At least a dozen priests in the Baltimore Archdiocese have been suspended or removed because of abuse allegations since the late 1980s. And as the sexual abuse scandal continues, new cases are being reported.

The archdiocese will not say how many reports it has received since January. But P. McEvoy Cromwell, a Baltimore attorney who chairs a review board established by the archdiocese, said his panel will review about 15 new abuse allegations when it meets next week.

Four new complaints

The Baltimore City state's attorney's office is investigating four new complaints involving the archdiocese, the most recent from 1974, a spokeswoman said. Prosecutors in Howard and Anne Arundel counties say they have no new cases referred from the archdiocese.

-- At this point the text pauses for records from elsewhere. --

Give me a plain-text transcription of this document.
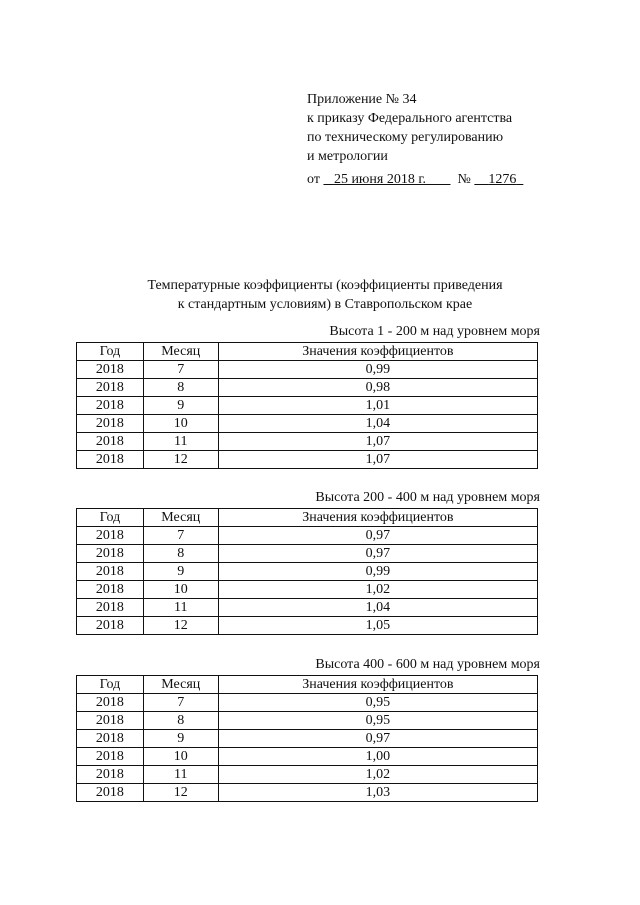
Приложение № 34
к приказу Федерального агентства
по техническому регулированию
и метрологии
от 25 июня 2018 г. № 1276
Температурные коэффициенты (коэффициенты приведения
к стандартным условиям) в Ставропольском крае
Высота 1 - 200 м над уровнем моря
Год	Месяц	Значения коэффициентов
2018	7	0,99
2018	8	0,98
2018	9	1,01
2018	10	1,04
2018	11	1,07
2018	12	1,07
Высота 200 - 400 м над уровнем моря
Год	Месяц	Значения коэффициентов
2018	7	0,97
2018	8	0,97
2018	9	0,99
2018	10	1,02
2018	11	1,04
2018	12	1,05
Высота 400 - 600 м над уровнем моря
Год	Месяц	Значения коэффициентов
2018	7	0,95
2018	8	0,95
2018	9	0,97
2018	10	1,00
2018	11	1,02
2018	12	1,03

Since the independent advisory board was created in 1993, it has reviewed about 60 cases, most involving priests, Cromwell said. About half of those cases included strong evidence that the allegations were true, he said.

"They run the gamut from horrendous, episodic abusive conduct with multiple victims to cases of a single act of touching inappropriately," he said. "But the majority involve incidents that allegedly occurred long, long ago."

Robert L. Hanley Jr., an attorney who won an out-of-court settlement in 1993 for a young woman who claimed she was abused as a teen-ager by priest Richard G. Deakin, said past cases of abuse might never come to light because of rulings by Maryland courts. Under state law, civil suits can rarely be brought more than three years after the offense.

Landmark case

Attorneys who have dealt with the church on sexual abuse cases say the case of John Merzbacher in the mid-1990s was largely responsible for pushing the Baltimore Archdiocese to address child sexual abuse more aggressively.

Merzbacher was not a priest, but a teacher in the Catholic Community School in South Baltimore. For years in the 1970s, he molested and raped boys and girls from his eighth-grade classes, but his actions were not publicly revealed until January 1994 despite warnings from another teacher who suspected Merzbacher was having sex with his students. He is serving a life sentence for rape.

"I was absolutely disappointed the way the archdiocese handled the case, because there were actual, real warnings, and they were pushed aside," said Suder, who represented several of the students in a civil lawsuit. "But I must say that the Merzbacher case basically was the case that woke up the Catholic Church in Baltimore."

Since that case, Suder said, church officials have been far more diligent about reporting suspected abuse to prosecutors. In 1995, the Rev. Charles O. Rouse, pastor of St. Rose of Lima Church in Brooklyn, was suspended after accusations that he had abused several minors from 1976 to 1981.

Search for victims

Church officials told parishioners about the allegations and encouraged other victims to come forward.

In late 1997, the archdiocese also publicly sought victims of the Rev. Laurence F.X. Brett, who allegedly abused several students while he was a chaplain at Calvert Hall College in Towson in the early 1970s and was removed from the school. Before coming to Baltimore, however, Brett had been assigned to a Connecticut church, where he was at the center of a $750,000 judgment against the Diocese of Bridgeport.